Sunday, October 2, 2011

Alison Redford Has Taken The Path Less Traveled, Building Courage, Character, and Focus (CTVNews)


Redford travelled the world, came home to be premier


Date: Sunday Oct. 2, 2011 9:18 AM ET
EDMONTON — Alison Redford certainly took her own unique path to the top -- one that was equal parts tenacity, unconventionality and scorched earth.

She was born on March 7, 1965 -- a day before the first U.S. combat troops arrived in Vietnam.
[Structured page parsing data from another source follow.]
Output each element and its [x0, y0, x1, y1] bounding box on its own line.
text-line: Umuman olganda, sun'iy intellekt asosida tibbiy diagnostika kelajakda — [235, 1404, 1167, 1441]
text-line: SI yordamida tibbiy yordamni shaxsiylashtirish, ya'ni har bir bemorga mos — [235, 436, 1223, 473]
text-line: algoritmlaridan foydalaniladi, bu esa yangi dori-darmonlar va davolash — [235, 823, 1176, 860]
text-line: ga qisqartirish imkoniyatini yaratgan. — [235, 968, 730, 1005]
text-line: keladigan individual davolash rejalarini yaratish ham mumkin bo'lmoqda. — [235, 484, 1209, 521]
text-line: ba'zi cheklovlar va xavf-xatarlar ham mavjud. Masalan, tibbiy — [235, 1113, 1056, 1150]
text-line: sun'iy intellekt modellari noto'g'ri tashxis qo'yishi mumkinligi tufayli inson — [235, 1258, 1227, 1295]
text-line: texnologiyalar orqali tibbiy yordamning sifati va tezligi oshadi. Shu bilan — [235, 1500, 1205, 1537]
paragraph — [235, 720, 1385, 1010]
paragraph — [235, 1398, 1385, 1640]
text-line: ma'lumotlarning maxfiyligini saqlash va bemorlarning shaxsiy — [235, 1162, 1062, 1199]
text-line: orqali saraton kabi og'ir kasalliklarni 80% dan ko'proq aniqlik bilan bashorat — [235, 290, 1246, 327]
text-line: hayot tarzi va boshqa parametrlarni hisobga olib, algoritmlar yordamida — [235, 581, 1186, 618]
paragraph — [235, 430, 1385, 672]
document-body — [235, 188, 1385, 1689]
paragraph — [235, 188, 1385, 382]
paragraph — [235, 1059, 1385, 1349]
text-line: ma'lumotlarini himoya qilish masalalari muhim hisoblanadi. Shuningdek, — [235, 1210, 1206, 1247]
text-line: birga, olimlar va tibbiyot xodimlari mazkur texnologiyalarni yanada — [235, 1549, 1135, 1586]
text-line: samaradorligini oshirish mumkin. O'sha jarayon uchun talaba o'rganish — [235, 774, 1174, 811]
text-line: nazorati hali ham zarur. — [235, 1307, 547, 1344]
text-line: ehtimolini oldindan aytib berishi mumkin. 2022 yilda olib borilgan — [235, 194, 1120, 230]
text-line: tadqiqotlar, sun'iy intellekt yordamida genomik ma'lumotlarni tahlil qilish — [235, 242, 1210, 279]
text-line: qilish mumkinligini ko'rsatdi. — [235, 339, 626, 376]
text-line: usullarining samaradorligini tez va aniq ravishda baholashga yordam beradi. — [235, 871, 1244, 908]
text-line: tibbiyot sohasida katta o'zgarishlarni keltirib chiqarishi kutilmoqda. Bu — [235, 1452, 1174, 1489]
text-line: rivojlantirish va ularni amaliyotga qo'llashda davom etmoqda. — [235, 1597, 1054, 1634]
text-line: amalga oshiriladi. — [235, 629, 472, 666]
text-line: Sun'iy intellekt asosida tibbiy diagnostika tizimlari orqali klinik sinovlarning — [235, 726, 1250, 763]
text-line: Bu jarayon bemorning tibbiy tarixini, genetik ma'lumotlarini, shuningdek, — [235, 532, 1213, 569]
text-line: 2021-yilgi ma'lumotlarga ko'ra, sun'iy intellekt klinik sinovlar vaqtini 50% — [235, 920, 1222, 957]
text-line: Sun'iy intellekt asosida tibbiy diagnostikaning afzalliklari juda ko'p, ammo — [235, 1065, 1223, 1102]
In Africa, Rhodesia was declaring its independence from Britain and renaming itself Zimbabwe, a country where Redford would later work to implement democratic reforms.

She was born in Kitimat, a coastal town in northern British Columbia, built in the 1950s by aluminum giant Alcan.  Her father was an electrician and the family traveled the world going where the work was, even as far away as Borneo, in southeast Asia.

The family eventually landed in Calgary, where Redford grew up and attended Bishop Carroll High School.  Redford truly is a child of the West: born in B.C., schooled in Calgary and then at the University of Saskatchewan in Saskatoon where she earned a law degree.

After school she went right into conservative politics, working in the late 1980s in the office of then prime minister Brian Mulroney and also for secretary of external affairs Joe Clark.

By 1990, the 25 year-old was back in Calgary working as a lawyer, but later spent more than a decade travelling the world.  Redford trotted to globe to countries suffering through chaos and despair, working to bring about judicial and democratic reforms.